Summary. Our advertisers come to us through a variety of ways. Sometimes we’re contacted directly by companies requesting advertising. Other merchants advertise on our site through affiliate brokers. This page describes where our ads come from.
Advertising Feeders. Services like Google AdSense provide context sensitive relevant advertising for bloggers and website owners. The advantage is that there’s a single signup, you paste some HTML code in your site, and everything else is automatic. We use Google AdSense sparingly in our site and continually monitor the ads that are served up. We choose image ads only (not text ads) because those presumably cost more and weed out some of the poorer quality advertisers. Disadvantages include:
- Lack of Control. With automatically served advertising is that you can’t pick a specific ad and promote that on a page or in an article. If you want to advertise a specific company, organization, cause, brand, product or service, you’ll need to use an affiliate broker (described below).
- Loss of Site Visitors. With Google AdSense, site visitors clicking on ads will be taken away from your site rather than opening up a new window. Returning using the go-back feature may not work to return if multiple jumps are made to reach the landing site.
- Manual Monitoring. You need to monitor the advertising to see if irrelevant or undesirable advertising is appearing and then opt-out of those ads manually by blocking specific advertisers. Category blocking is also available, but doesn’t eliminate the need to monitor ads. What’s legally acceptable in advertising may not seem fully honest or appropriate to you.
Affiliate Brokers. If you’re promoting your company, organization, cause, brand, product or service, you’ll likely want to consider using an affiliate broker.
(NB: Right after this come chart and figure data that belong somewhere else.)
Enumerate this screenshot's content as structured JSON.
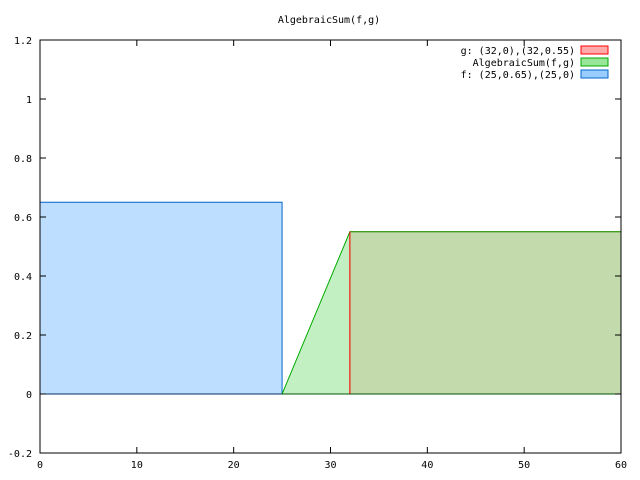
{
  "chart_data": {
    "type": "area",
    "title": "AlgebraicSum(f,g)",
    "xlabel": "",
    "ylabel": "",
    "xlim": [
      0,
      60
    ],
    "ylim": [
      -0.2,
      1.2
    ],
    "xticks": [
      "0",
      "10",
      "20",
      "30",
      "40",
      "50",
      "60"
    ],
    "yticks": [
      "-0.2",
      "0",
      "0.2",
      "0.4",
      "0.6",
      "0.8",
      "1",
      "1.2"
    ],
    "grid": false,
    "legend_position": "top-right",
    "series": [
      {
        "name": "g: (32,0),(32,0.55)",
        "points": [
          [
            32,
            0
          ],
          [
            32,
            0.55
          ],
          [
            60,
            0.55
          ],
          [
            60,
            0
          ]
        ],
        "fill": "#ffaaaa",
        "stroke": "#ff0000"
      },
      {
        "name": "AlgebraicSum(f,g)",
        "points": [
          [
            25,
            0
          ],
          [
            32,
            0.55
          ],
          [
            60,
            0.55
          ],
          [
            60,
            0
          ]
        ],
        "fill": "#99e699",
        "stroke": "#00aa00"
      },
      {
        "name": "f: (25,0.65),(25,0)",
        "points": [
          [
            0,
            0
          ],
          [
            0,
            0.65
          ],
          [
            25,
            0.65
          ],
          [
            25,
            0
          ]
        ],
        "fill": "#99ccff",
        "stroke": "#0066cc"
      }
    ]
  }
}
Affiliate brokers are agents who manage the details of advertising. Website owners and bloggers earn money when they signup with an affiliate broker and choose who they want to advertise for — placing ads where they make most sense. This relationship results in more contentious opt-in advertising. One drawback is that affiliate programs require some management, and seasonal ads need to be updated manually (unless the advertiser provides updated ads). We use the following affiliate brokers to seek out companies we would like to advertise for.
- Commission Junction (or cj.com) is a source of ads for nationally recognized brands and companies. Many advertisers with CJ.com are very selective about where their ads can appear and who qualifies as an affiliate. So, depending on your website, it’s sometimes difficult to find ads you can run.
- E-junkie.com is a small-scale affiliate broker with about 4,700 clients. Because they are more welcoming of small businesses and individual entrepreneurs, many people selling their own products and services online choose to use E-Junkie. They presumably charge less for their services and offer more money paid out to advertisers and website owners.
- LinkShare has about 800 advertisers including nationally recognized brands and companies such as Barnes&Noble, Gaiam, and even the Apple iTunes, iBookstore, and App stores for iOS and Apple Mac.
- ShopSquad is a very unique affiliate broker offering opportunities to interact with buyers and make commissions on sales. While most other affiliate programs have guidelines you must satisfy, ShopSquad has a pre-arranged list of nationally recognized merchants that you can begin earning commissions with immediately such as Amazon, Best Buy, Sears, and Target. A single signup with ShopSquad gives you instant access to a long list of merchants and very simple but powerful tools.
Brands We Promote. Given the above list of affiliate brokers, we’re able to promote just about any company, organization, cause, brand, product or service of our choosing. We generally select advertisements for nationally recognized companies, organizations, causes, brands, products, or services.
Direct Advertising Requests. Some of our advertisements are the result of direct requests. In such cases, advertisers typically make monthly, yearly, or one-time payments for one of our promotional packages. Some have their own affiliate system to pay commissions, or work with an existing affiliate brokerage (as described above).
Hybrid Store Model. A form of affiliate advertising that generates commissions is to have a branded storefront. For example, we have a ResourcesForLife.com Amazon store. We can promote and sell specific products through the store, and earn money from those sales. Shoppers can also use our store as a portal to look for other products available through Amazon, and we still earn on those purchases. Amazon has addition widgets, such as an Amazon search button that will apply your affiliate code and earn commissions on items purchased through the search widget.